What would you do with a day that could not involve swimming?
Oh my gosh, I would sleep (laughs). I would probably bake. I love to bake. I would read FOR SURE. My favorite thing to do is snuggle up by the fire and drink tea and read a good book, and I could probably do that for the whole day, so that’s probably it.
What’s your workout routine like?
It really depends on what season I’m in, what meets are coming up. But I do weights three times a week, and then hot yoga two times a week, and then I train 10 times a week for two hours.
What are your top nutrition rules?
Making sure I’ m fueling my body in the best possible way. Nutrition in itself is its own form of training, because if I’m putting in all this work in the pool and then coming home and having a really unhealthy meal, I’m physically taking away all the work that I had done earlier in the day. It’s kind of frustrating for me when I tell people how much I train, and they say: Oh, then you can eat anything. I hear it so much. It’s just like: No, absolutely not. I eat multiple times a day with really healthy foods that I know are going to sustain my energy level and that are going to be full of protein so my muscles recover and so forth.
What do you like most about Colorado?
I love the Rocky Mountains. I love the weather. I’m such a snow girl.
Do you ski?
I did, but I had to stop because it’s so easy to injure yourself. But the first thing I’m going to do after next summer is grab a pair of skis and go up on the slopes, because I miss it so much.

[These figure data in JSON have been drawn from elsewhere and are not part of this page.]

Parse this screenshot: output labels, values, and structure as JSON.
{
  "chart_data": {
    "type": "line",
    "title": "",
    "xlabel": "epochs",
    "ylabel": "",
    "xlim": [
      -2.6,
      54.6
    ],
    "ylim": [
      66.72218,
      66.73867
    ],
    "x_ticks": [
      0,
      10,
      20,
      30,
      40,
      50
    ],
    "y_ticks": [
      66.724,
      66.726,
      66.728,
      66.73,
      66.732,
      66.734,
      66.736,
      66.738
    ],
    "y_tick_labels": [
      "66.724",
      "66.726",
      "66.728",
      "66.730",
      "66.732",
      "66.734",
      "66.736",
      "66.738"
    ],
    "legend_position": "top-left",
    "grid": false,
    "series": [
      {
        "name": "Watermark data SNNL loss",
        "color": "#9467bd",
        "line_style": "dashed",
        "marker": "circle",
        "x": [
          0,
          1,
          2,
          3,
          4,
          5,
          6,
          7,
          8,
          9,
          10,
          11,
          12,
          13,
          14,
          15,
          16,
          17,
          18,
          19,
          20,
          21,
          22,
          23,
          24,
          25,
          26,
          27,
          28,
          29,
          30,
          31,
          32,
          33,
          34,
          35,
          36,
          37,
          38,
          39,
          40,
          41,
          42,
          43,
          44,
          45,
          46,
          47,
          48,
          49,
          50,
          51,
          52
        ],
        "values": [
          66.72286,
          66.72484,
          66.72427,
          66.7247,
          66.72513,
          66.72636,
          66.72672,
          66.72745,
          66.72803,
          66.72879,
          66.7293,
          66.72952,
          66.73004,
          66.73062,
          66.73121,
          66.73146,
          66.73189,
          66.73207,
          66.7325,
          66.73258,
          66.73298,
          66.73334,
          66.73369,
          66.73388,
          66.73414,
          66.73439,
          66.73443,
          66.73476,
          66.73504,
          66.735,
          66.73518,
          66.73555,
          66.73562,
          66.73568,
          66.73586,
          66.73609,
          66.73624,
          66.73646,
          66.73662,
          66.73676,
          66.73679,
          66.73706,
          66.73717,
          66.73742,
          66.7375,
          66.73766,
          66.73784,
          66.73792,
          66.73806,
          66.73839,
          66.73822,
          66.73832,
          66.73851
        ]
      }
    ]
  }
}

What are your goals for Rio next summer?
I really don’t have any right now. I’m actually not thinking about that quite yet. I have five or six more meets before that, so there’s a lot that I need to be focusing on right now. Because I’m a strong believer that if I put all my energy and focus into something that’s 10 months away, I’m really going to miss out on the opportunities that are right in front of me to learn and get better. And if I miss out on those, it’s really going to affect my performance. Whereas, if I’m present and focused on what I’m doing now, and that’s all I’m thinking about, the amount of improvement I’m going to have before I get to the big goal is going to be so much better than if all I’m focusing on is that.
Are kids and marriage anywhere in your future?
Oh my gosh, absolutely. Anyone who knows me knows that. I think my two greatest successes, no three, in life are going to be being a good daughter, being a good wife, and being a good mom. That for me is just like the perfect trifecta.